Nyāya philosophy's realistic causation theory also acknowledges God as real, but here God is only the efficient cause, not the material cause. That is, God creates the world, but the substance from which creation occurs exists outside of God. God is the agent, but the world is not His essence. Here causality is completely logic-based: from one real cause arises one real effect, and the cause-effect relationship is always systematic and objective.
Advaita Vedanta's position is completely opposite. Here the cause-effect relationship is not real transformation, but is explained through the doctrine of non-different instrumental-material causation (Abhinna-nimitta-upādāna kāraṇa vāda). According to this theory, Brahman alone is the sole cause of the world—He is simultaneously both agent (nimitta) and material (upādāna). That is, the being who creates is the same as the substance from which creation occurs. However, this creation is not real change, but an apparent reflection caused by the superimposition of māyā upon Brahman's immutable being. Śaṅkarācārya calls this process vivartavāda (apparentism)—just as a rope appears as a snake in darkness, yet the rope actually remains unchanged.

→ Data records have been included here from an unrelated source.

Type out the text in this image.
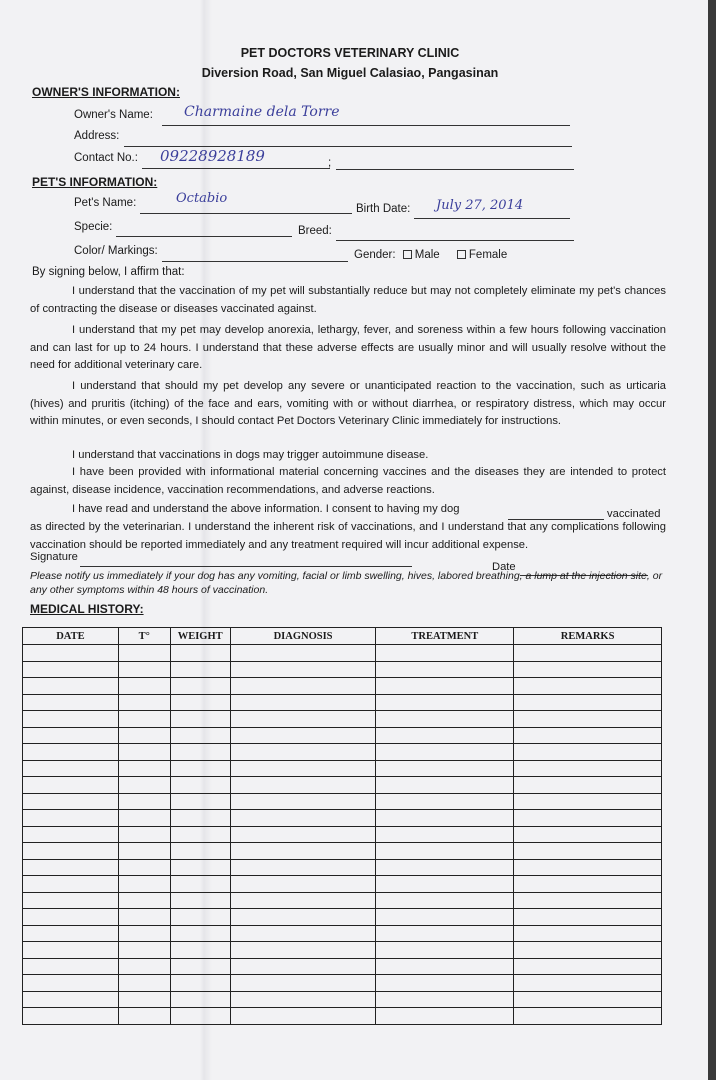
PET DOCTORS VETERINARY CLINIC
Diversion Road, San Miguel Calasiao, Pangasinan
OWNER'S INFORMATION:
Owner's Name: Charmaine dela Torre
Address:
Contact No.: 09228928189	;
PET'S INFORMATION:
Pet's Name:	Octabio
Birth Date: July 27, 2014
Specie:	Breed:
Color/ Markings:	Gender: Male	Female
By signing below, I affirm that:
I understand that the vaccination of my pet will substantially reduce but may not completely eliminate my pet's chances of contracting the disease or diseases vaccinated against.
I understand that my pet may develop anorexia, lethargy, fever, and soreness within a few hours following vaccination and can last for up to 24 hours. I understand that these adverse effects are usually minor and will usually resolve without the need for additional veterinary care.
I understand that should my pet develop any severe or unanticipated reaction to the vaccination, such as urticaria (hives) and pruritis (itching) of the face and ears, vomiting with or without diarrhea, or respiratory distress, which may occur within minutes, or even seconds, I should contact Pet Doctors Veterinary Clinic immediately for instructions.
I understand that vaccinations in dogs may trigger autoimmune disease.
I have been provided with informational material concerning vaccines and the diseases they are intended to protect against, disease incidence, vaccination recommendations, and adverse reactions.
I have read and understand the above information. I consent to having my dog	vaccinated
as directed by the veterinarian. I understand the inherent risk of vaccinations, and I understand that any complications following vaccination should be reported immediately and any treatment required will incur additional expense.
Signature
Date
Please notify us immediately if your dog has any vomiting, facial or limb swelling, hives, labored breathing, a lump at the injection site, or any other symptoms within 48 hours of vaccination.
MEDICAL HISTORY:
DATE	T°	WEIGHT	DIAGNOSIS	TREATMENT	REMARKS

Thus, Advaita divides causality into three levels—pāramārthika (in ultimate truth, where Brahman alone is real), vyāvahārika (in the experienced world, where cause-effect relationships function), and prātibhāsika (in the illusory or dream-like level, where all causation is apparent). Consequently, causality here is an epistemic device—that is, a means of acquiring knowledge, not ultimate truth.

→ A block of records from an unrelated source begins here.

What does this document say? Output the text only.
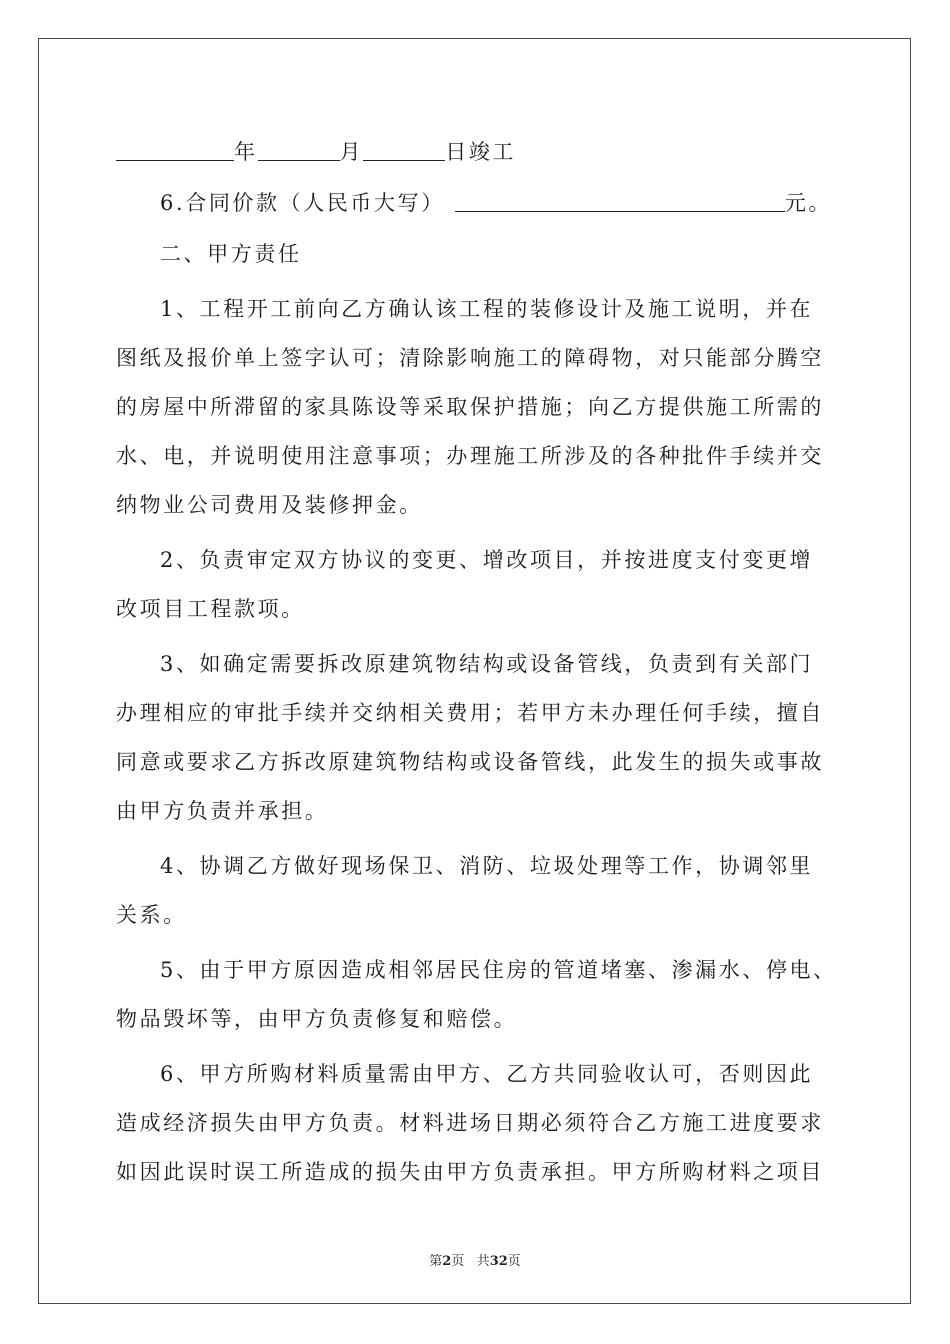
年	月	日竣工
6.合同价款（人民币大写）	元。
二、甲方责任
1、工程开工前向乙方确认该工程的装修设计及施工说明，并在
图纸及报价单上签字认可；清除影响施工的障碍物，对只能部分腾空
的房屋中所滞留的家具陈设等采取保护措施；向乙方提供施工所需的
水、电，并说明使用注意事项；办理施工所涉及的各种批件手续并交
纳物业公司费用及装修押金。
2、负责审定双方协议的变更、增改项目，并按进度支付变更增
改项目工程款项。
3、如确定需要拆改原建筑物结构或设备管线，负责到有关部门
办理相应的审批手续并交纳相关费用；若甲方未办理任何手续，擅自
同意或要求乙方拆改原建筑物结构或设备管线，此发生的损失或事故
由甲方负责并承担。
4、协调乙方做好现场保卫、消防、垃圾处理等工作，协调邻里
关系。
5、由于甲方原因造成相邻居民住房的管道堵塞、渗漏水、停电、
物品毁坏等，由甲方负责修复和赔偿。
6、甲方所购材料质量需由甲方、乙方共同验收认可，否则因此
造成经济损失由甲方负责。材料进场日期必须符合乙方施工进度要求
如因此误时误工所造成的损失由甲方负责承担。甲方所购材料之项目
第2页 共32页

An epistemic device or epistemological tool refers to any concept, method, or process through which humans acquire knowledge, verify truth, and become certain about reality. The word "epistemic" comes from the Greek epistēmē, meaning knowledge or scientific understanding; and "device" means instrument or tool—used here metaphorically, meaning such a mental or theoretical instrument that is used in the work of generating or verifying knowledge.
From philosophy's perspective, an epistemic device is that mental or conceptual system through which we know and understand "how we know that we know." It refers to both the process of acquiring knowledge and its logical foundation. For example, we see something, hear it, think about it, or infer it—all these are different tools or epistemic devices for acquiring knowledge.
In Indian philosophy, this concept is expressed in the theory of pramāṇa. Here pramāṇa (means of valid knowledge) refers to the method by which true knowledge arises. That is, pramāṇa is the epistemic device in Indian terminology. Nyāya, Vaiśeṣika, Sāṃkhya, Mīmāṃsā, and Vedanta—all philosophical systems have established their own theories of pramāṇa. Such as—
1. Pratyakṣa (perception)—direct knowledge through the senses.
2. Anumāna (inference)—acquiring non-perceptual knowledge through logic and signs.
3. Upamāna (comparison)—comprehending unfamiliar knowledge through comparison.
4. Śabdapramāṇa (testimony)—acquiring knowledge through scriptures or trustworthy statements.
These pramāṇas are considered epistemic devices in Nyāya and other Indian philosophical systems. That is, they are processes or means of generating knowledge—which lead us from error toward truth.
In modern Western epistemology, the term "epistemic device" is also used in a broader sense. Here it refers to any theoretical framework or method of verifying human knowledge, such as mathematical models, logic, or scientific observation, which proves how logical or close to truth any knowledge is.